What about parsing it as a single token? There's precedent for tokens with spaces in French for example when they represent a single concept
What are some of the French examples? I was only aware of this being done for numbers where the space separator is merely for readability.
In the case of files’ names, I really can’t see a reason to add a syntax relation between part of the names. Just one token with spaces in the form and lemma equal the form.
In the case of files’ names, I really can’t see a reason to add a syntax relation between part of the names. Just one token with spaces in the form and lemma equal the form.
As @bguil notes, the validator requires a regex for narrow exceptions to the rule that words should generally not contain spaces.
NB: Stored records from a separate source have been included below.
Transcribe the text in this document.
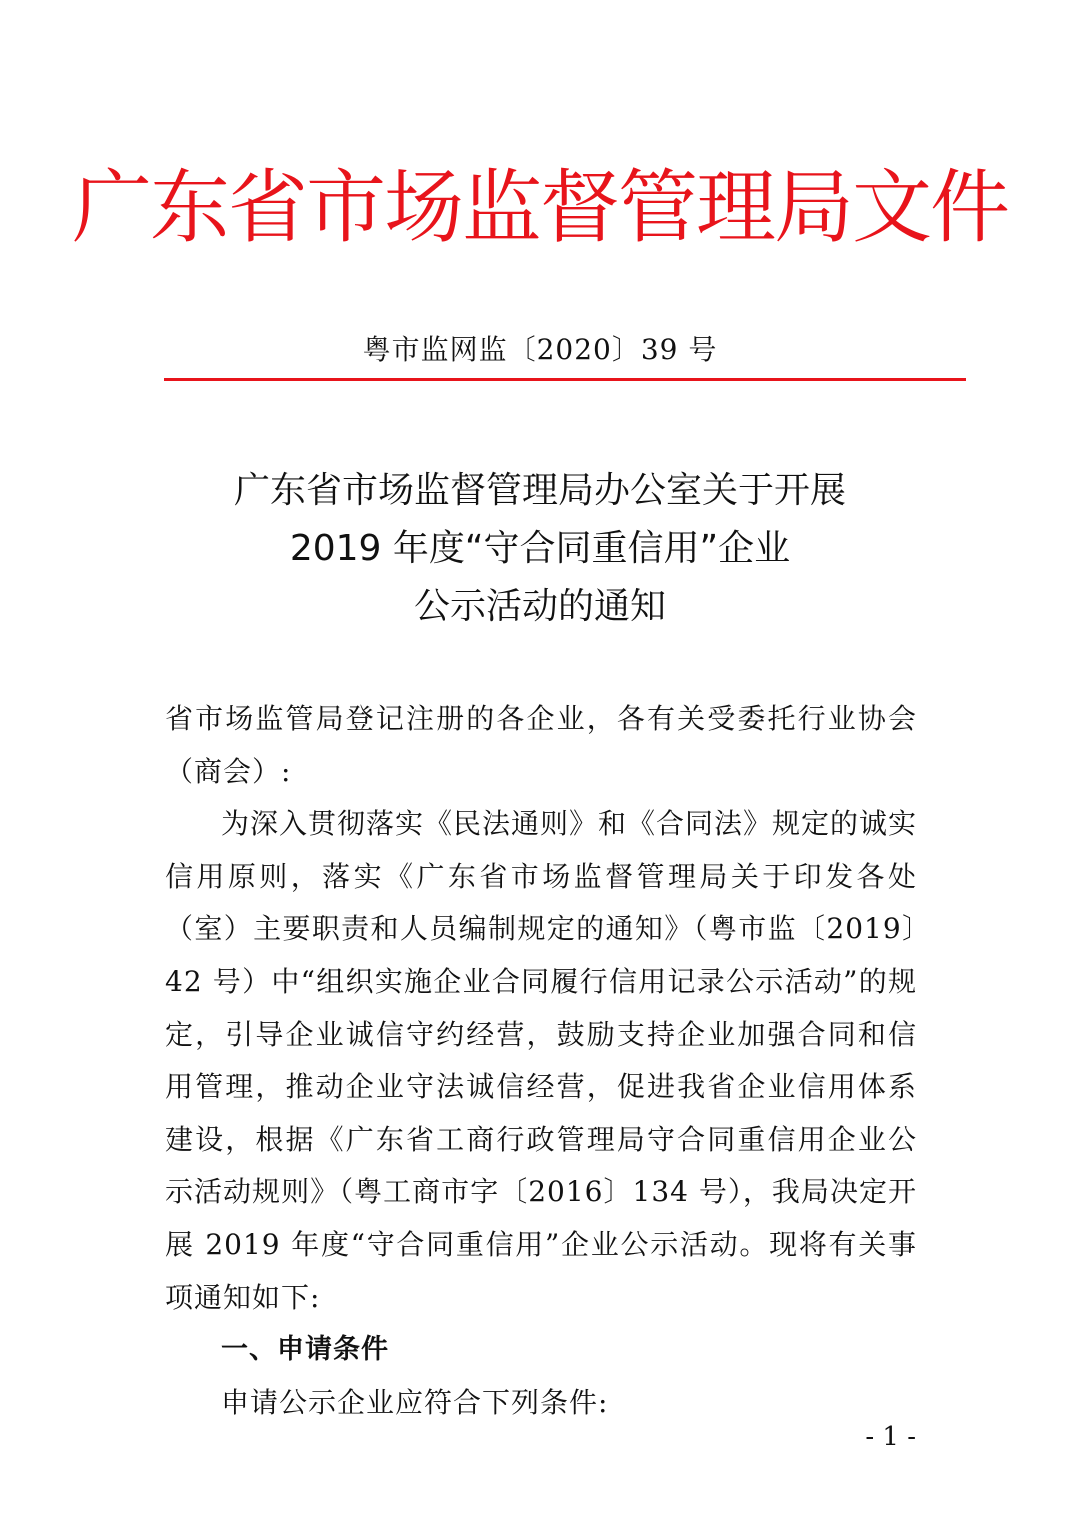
广东省市场监督管理局文件
粤市监网监〔2020〕39 号
广东省市场监督管理局办公室关于开展
2019 年度“守合同重信用”企业
公示活动的通知

省市场监管局登记注册的各企业，各有关受委托行业协会（商会）:

为深入贯彻落实《民法通则》和《合同法》规定的诚实信用原则，落实《广东省市场监督管理局关于印发各处（室）主要职责和人员编制规定的通知》（粤市监〔2019〕42 号）中“组织实施企业合同履行信用记录公示活动”的规定，引导企业诚信守约经营，鼓励支持企业加强合同和信用管理，推动企业守法诚信经营，促进我省企业信用体系建设，根据《广东省工商行政管理局守合同重信用企业公示活动规则》（粤工商市字〔2016〕134 号），我局决定开展 2019 年度“守合同重信用”企业公示活动。现将有关事项通知如下:

一、申请条件

申请公示企业应符合下列条件:

- 1 -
I don't see a good way to do this for just filenames.
flat
is the usual solution for names containing spaces where no single head can be determined.
I am thinking of implementing the following policy for English-EWT:
As @bguil notes, the validator requires a regex for narrow exceptions to the rule that words should generally not contain spaces.
Does it make sense to put the validator constraint before our syntactic theory? The validator is just a tool to help us to ensure as much as possible consistency. We can always revise the tool if needed. Using the tool restriction as argument to decide guidelines doesn’t make sense for me.
Not just the tool per se, but a widespread practice within UD, which (as I understand it) is a strong presumption against words-with-spaces for a range of kinds of named entities. Telephone numbers are perhaps a good analogy.
If we had something really syntactic to say about filenames, it would be one thing, but we're basically saying they're internally not governed by syntactic rules, and flat
seems as a good a way to do that as anything....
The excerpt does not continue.